The financial crisis has had a devastating effect on the economy of Spanish households. Almost no one has been spared, not even those with the highest incomes.
Since 2007, when the crisis begun, the number of taxpayers with incomes above €600,000 per year has reduced by half, and in 2010, the number dropped by 24 percent, according to a report published on Monday by the Spanish Tax Agency.
When the crisis begun, 10,580 people reported yearly incomes over €600,000 to the Spanish tax authorities. Three years later, there were only 5,189 people, which is the lowest number since 2006 and clearly shows the effects of the crisis.
Crisis affects all income groups
All the income groups have been affected by the difficult economic situation.
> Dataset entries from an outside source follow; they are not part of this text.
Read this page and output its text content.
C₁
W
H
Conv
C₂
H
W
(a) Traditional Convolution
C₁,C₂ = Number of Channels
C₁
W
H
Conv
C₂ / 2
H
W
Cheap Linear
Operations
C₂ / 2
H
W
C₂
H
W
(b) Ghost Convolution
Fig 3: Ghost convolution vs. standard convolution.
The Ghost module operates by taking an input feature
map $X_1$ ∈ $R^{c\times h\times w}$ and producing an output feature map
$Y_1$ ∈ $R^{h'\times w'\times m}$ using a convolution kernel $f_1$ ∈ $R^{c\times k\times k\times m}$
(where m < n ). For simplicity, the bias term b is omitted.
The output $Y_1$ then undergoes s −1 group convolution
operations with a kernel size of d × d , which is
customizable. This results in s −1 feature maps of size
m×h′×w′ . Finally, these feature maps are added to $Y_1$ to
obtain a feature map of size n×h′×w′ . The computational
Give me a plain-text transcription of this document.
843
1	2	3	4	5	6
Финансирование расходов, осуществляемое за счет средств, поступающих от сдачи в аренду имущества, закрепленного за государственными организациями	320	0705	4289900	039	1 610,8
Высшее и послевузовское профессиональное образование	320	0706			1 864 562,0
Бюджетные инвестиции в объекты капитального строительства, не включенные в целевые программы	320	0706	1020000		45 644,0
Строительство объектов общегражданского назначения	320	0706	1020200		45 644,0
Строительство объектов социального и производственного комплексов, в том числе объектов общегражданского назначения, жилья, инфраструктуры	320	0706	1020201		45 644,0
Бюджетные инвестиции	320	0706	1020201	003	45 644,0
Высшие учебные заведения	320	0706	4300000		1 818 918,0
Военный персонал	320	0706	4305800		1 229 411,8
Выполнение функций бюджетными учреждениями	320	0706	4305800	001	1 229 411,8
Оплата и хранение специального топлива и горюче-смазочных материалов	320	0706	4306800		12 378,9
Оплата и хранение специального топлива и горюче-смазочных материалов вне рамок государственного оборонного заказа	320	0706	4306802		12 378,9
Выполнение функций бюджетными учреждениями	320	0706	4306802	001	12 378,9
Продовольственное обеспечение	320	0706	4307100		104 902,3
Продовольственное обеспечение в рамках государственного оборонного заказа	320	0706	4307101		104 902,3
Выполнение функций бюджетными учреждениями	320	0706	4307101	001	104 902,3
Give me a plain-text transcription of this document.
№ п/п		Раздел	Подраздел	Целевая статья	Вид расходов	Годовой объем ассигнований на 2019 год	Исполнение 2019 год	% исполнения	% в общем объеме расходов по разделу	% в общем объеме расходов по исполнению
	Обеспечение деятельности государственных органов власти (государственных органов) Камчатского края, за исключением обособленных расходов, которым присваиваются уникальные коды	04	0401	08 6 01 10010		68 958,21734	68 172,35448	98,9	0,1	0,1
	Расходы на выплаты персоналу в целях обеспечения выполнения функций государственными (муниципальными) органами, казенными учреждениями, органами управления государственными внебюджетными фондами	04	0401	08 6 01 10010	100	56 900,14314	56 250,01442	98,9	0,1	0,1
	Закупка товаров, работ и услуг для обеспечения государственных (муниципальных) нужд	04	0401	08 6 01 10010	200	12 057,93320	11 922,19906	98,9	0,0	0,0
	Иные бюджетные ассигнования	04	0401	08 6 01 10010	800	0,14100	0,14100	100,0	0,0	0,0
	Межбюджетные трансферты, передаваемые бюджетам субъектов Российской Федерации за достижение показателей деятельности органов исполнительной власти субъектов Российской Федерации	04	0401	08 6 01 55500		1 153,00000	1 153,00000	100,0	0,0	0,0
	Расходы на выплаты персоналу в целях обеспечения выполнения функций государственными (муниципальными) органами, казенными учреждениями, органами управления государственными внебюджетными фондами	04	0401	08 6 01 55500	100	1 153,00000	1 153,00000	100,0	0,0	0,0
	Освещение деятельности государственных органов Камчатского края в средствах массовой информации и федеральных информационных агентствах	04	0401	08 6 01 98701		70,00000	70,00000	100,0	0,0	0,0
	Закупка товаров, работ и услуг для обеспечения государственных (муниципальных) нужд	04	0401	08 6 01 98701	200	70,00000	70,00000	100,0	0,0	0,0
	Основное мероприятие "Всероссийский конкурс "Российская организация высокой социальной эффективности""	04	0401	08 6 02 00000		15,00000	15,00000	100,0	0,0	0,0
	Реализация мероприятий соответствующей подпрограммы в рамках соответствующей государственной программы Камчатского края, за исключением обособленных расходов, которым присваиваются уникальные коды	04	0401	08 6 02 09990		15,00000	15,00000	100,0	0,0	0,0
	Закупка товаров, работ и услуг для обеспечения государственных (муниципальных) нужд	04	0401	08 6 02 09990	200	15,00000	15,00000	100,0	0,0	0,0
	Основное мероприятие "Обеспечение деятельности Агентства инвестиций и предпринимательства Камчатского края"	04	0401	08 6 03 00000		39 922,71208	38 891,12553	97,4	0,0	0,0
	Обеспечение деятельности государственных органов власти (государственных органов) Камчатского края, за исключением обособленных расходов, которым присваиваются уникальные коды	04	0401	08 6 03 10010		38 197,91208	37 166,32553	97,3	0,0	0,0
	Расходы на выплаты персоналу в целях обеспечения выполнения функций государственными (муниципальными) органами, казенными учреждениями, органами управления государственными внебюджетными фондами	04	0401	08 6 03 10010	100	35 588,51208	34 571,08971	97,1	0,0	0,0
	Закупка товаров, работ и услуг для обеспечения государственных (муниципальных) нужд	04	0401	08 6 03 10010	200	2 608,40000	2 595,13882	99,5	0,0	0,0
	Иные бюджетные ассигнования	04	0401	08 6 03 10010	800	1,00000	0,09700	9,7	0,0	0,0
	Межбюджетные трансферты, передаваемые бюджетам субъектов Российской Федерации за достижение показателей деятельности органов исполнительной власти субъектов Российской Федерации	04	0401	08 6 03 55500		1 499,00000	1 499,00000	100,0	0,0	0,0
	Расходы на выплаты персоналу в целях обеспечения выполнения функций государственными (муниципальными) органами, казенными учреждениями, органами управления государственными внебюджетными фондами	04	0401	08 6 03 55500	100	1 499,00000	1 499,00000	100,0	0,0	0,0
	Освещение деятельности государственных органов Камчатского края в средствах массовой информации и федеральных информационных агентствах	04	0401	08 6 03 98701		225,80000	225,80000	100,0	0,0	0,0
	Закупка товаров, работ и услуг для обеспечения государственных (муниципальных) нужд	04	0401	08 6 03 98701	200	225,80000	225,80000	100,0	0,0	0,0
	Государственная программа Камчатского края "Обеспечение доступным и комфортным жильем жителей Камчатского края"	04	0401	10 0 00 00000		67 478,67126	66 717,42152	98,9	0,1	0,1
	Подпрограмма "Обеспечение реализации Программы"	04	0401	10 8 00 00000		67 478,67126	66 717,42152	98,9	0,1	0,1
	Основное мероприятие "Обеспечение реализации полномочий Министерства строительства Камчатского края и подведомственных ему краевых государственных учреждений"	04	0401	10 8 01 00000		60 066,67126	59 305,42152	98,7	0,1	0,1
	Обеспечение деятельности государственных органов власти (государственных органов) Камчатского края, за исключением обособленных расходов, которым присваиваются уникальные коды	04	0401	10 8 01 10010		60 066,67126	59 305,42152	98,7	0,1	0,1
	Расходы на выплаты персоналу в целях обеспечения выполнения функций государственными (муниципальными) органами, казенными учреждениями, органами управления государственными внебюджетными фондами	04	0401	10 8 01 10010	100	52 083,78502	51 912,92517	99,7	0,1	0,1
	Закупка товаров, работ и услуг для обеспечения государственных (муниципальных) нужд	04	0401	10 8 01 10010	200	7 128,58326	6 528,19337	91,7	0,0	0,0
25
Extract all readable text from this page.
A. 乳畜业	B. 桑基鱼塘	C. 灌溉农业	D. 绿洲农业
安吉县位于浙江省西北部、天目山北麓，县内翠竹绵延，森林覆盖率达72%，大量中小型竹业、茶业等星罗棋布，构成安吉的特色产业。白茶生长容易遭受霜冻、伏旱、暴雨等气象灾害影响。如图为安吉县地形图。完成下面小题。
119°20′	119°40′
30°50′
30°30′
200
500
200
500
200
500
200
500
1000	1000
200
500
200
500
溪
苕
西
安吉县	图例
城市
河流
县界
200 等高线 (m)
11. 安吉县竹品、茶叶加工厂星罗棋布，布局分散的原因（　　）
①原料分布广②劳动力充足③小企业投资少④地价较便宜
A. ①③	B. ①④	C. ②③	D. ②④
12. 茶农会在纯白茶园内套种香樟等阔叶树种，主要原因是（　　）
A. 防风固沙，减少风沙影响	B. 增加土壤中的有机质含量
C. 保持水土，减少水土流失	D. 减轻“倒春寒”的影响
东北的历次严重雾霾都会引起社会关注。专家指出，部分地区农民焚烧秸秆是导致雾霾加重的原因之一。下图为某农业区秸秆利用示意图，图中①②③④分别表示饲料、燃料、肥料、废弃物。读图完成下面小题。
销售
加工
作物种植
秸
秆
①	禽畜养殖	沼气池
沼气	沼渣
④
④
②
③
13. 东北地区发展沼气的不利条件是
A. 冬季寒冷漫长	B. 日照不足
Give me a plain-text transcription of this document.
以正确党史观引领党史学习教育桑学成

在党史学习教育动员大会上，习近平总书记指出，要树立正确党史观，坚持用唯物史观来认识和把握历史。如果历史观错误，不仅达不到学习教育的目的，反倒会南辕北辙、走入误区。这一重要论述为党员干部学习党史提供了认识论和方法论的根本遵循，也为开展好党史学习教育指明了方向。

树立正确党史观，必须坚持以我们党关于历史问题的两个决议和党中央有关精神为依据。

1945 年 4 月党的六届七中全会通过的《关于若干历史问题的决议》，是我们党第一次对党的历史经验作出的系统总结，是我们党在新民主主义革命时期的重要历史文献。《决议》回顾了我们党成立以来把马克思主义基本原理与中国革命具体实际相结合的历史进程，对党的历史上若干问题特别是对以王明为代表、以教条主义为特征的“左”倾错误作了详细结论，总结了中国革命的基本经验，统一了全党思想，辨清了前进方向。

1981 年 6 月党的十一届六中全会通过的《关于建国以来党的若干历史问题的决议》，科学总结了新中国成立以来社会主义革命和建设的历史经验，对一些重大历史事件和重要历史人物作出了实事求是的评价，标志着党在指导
The number of taxpayers in the group with the second highest incomes, between €150,000 and €600,000, decreased from 96,477 to 67,744, while those with incomes between €60,000 and €150,000 decreased from 640,238 to 619,635.
The only group of where the number of people is growing, is for those with negative or no income, which increased by 60 percent, which gives an idea of the intensity of the austerity measures introduced by the Spanish government.
The drop for those who earn most is also due to the fact that large amounts of these incomes are generated from financial investments, such as stocks and dividends, which have a larger impact among the high-income groups than among the low-income groups.
According to the Spanish Tax Agency, the largest group of taxpayers – 27 percent – earn between €12,000 and €21,000 per year. About 20 percent earn between €6,000 and €12,000.
Monthly average of €1,376
The average income is €19,265, before tax reductions, which means a monthly salary of €1,376. However, there is a great difference between those of Spanish nationality and foreigners: the average among Spaniards is €22,826, while it is €16,319 among the other group.
No less than 65 percent have incomes below €21,000 per year.
The fact that the highest incomes have dropped, however, does not mean that there has been a convergence of salaries, but the opposite has occurred. In 2007, when the crisis begun, the number of people with incomes that were higher than ten times the minimum salary equaled 7.1 times the average salary, while in 2010 it has increased to 7.4.